PEPPO: Expensive, but worth it for me. My biggest stressor was about the differences between the AATBS question style and that of EPPP. It was wonderfully helpful for my own confidence levels. However, you do not really get feedback - you'll get a list of content areas with bars ranging from 'low' to 'high' so you can compare your knowledge across content areas, but not really within at all.

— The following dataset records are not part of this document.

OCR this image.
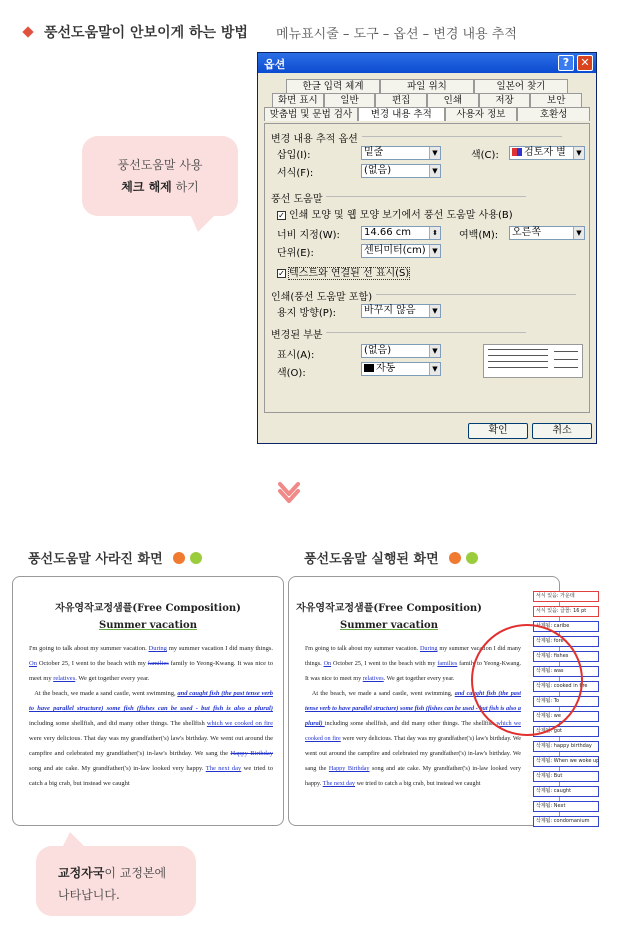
풍선도움말이 안보이게 하는 방법 메뉴표시줄 – 도구 – 옵션 – 변경 내용 추적
풍선도움말 사용
체크 해제 하기
옵션	?	✕
한글 입력 체계	파일 위치	일본어 찾기
화면 표시	일반	편집	인쇄	저장	보안
맞춤법 및 문법 검사	변경 내용 추적	사용자 정보	호환성
변경 내용 추적 옵션
삽입(I):	밑줄	▼	색(C):	검토자 별	▼
서식(F):	(없음)	▼
풍선 도움말
✓ 인쇄 모양 및 웹 모양 보기에서 풍선 도움말 사용(B)
너비 지정(W):	14.66 cm	⬍ 여백(M):	오른쪽	▼
단위(E):	센티미터(cm) ▼
✓ 텍스트와 연결된 선 표시(S)
인쇄(풍선 도움말 포함)
용지 방향(P):	바꾸지 않음	▼
변경된 부분
표시(A):	(없음)	▼
색(O):	자동	▼
확인	취소
풍선도움말 사라진 화면	풍선도움말 실행된 화면
자유영작교정샘플(Free Composition)
Summer vacation
I'm going to talk about my summer vacation. During my summer vacation I did many things. On October 25, I went to the beach with my families family to Yeong-Kwang. It was nice to meet my relatives. We get together every year.
At the beach, we made a sand castle, went swimming, and caught fish (the past tense verb to have parallel structure) some fish (fishes can be used - but fish is also a plural) including some shellfish, and did many other things. The shellfish which we cooked on fire were very delicious. That day was my grandfather('s) law's birthday. We went out around the campfire and celebrated my grandfather('s) in-law's birthday. We sang the Happy Birthday song and ate cake. My grandfather('s) in-law looked very happy. The next day we tried to catch a big crab, but instead we caught
자유영작교정샘플(Free Composition)
Summer vacation
I'm going to talk about my summer vacation. During my summer vacation I did many things. On October 25, I went to the beach with my families family to Yeong-Kwang. It was nice to meet my relatives. We get together every year.
At the beach, we made a sand castle, went swimming, and caught fish (the past tense verb to have parallel structure) some fish (fishes can be used - but fish is also a plural) including some shellfish, and did many other things. The shellfish which we cooked on fire were very delicious. That day was my grandfather('s) law's birthday. We went out around the campfire and celebrated my grandfather('s) in-law's birthday. We sang the Happy Birthday song and ate cake. My grandfather('s) in-law looked very happy. The next day we tried to catch a big crab, but instead we caught
서식 있음: 가운데
서식 있음: 글꼴: 16 pt
삭제됨: caribe
삭제됨: fore
삭제됨: fishes
삭제됨: was
삭제됨: cooked in fire
삭제됨: To
삭제됨: we
삭제됨: got
삭제됨: happy birthday
삭제됨: When we woke up
삭제됨: But
삭제됨: caught
삭제됨: Next
삭제됨: condomanium
교정자국이 교정본에
나타납니다.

EPPP: Expect a long process! You will get your palms scanned, a photo taken, and you will be patted down/pockets flipped out every time you enter and exit the test room (e.g., for breaks). My goal was to complete 100 questions, then 80, then 45, as I noticed that my scores crashed towards the end of exams. I ended up taking approximately 3 hours for testing with two 10-minute breaks for snacks and tea. I flagged about 20 questions and reviewed those and made a couple changes, but mostly stuck with my initial answer. I had ABSOLUTELY no idea how I did - I was really only confident with 60ish questions, narrowed it down to 2 choices on another 50 or so, and then trusted my studying with the rest. After I closed out the exam, I went back to the waiting room and watched my score print out. The proctor blocked my score while she asked for my ID to confirm they were my scores - I was dying! She gave me my printout and I burst into tears while she looked at me with concern - come on, this has to happen all the time! I read on a thread somewhere that if you pass only one page is printed (containing your scaled score 200-800 and your NY converted score) and if you do not pass, two pages are printed (includes information about your performance on content areas). I can't confirm this is the case, but I did indeed only get one page.

I hope this is helpful and not overwhelming! I have never posted before so I am not sure how it works, but please feel free to reach out if you have any questions or would like any additional information about any of this process. I relied heavily on my peers before me, so I hope to pay that back in some small way. Good luck to you all!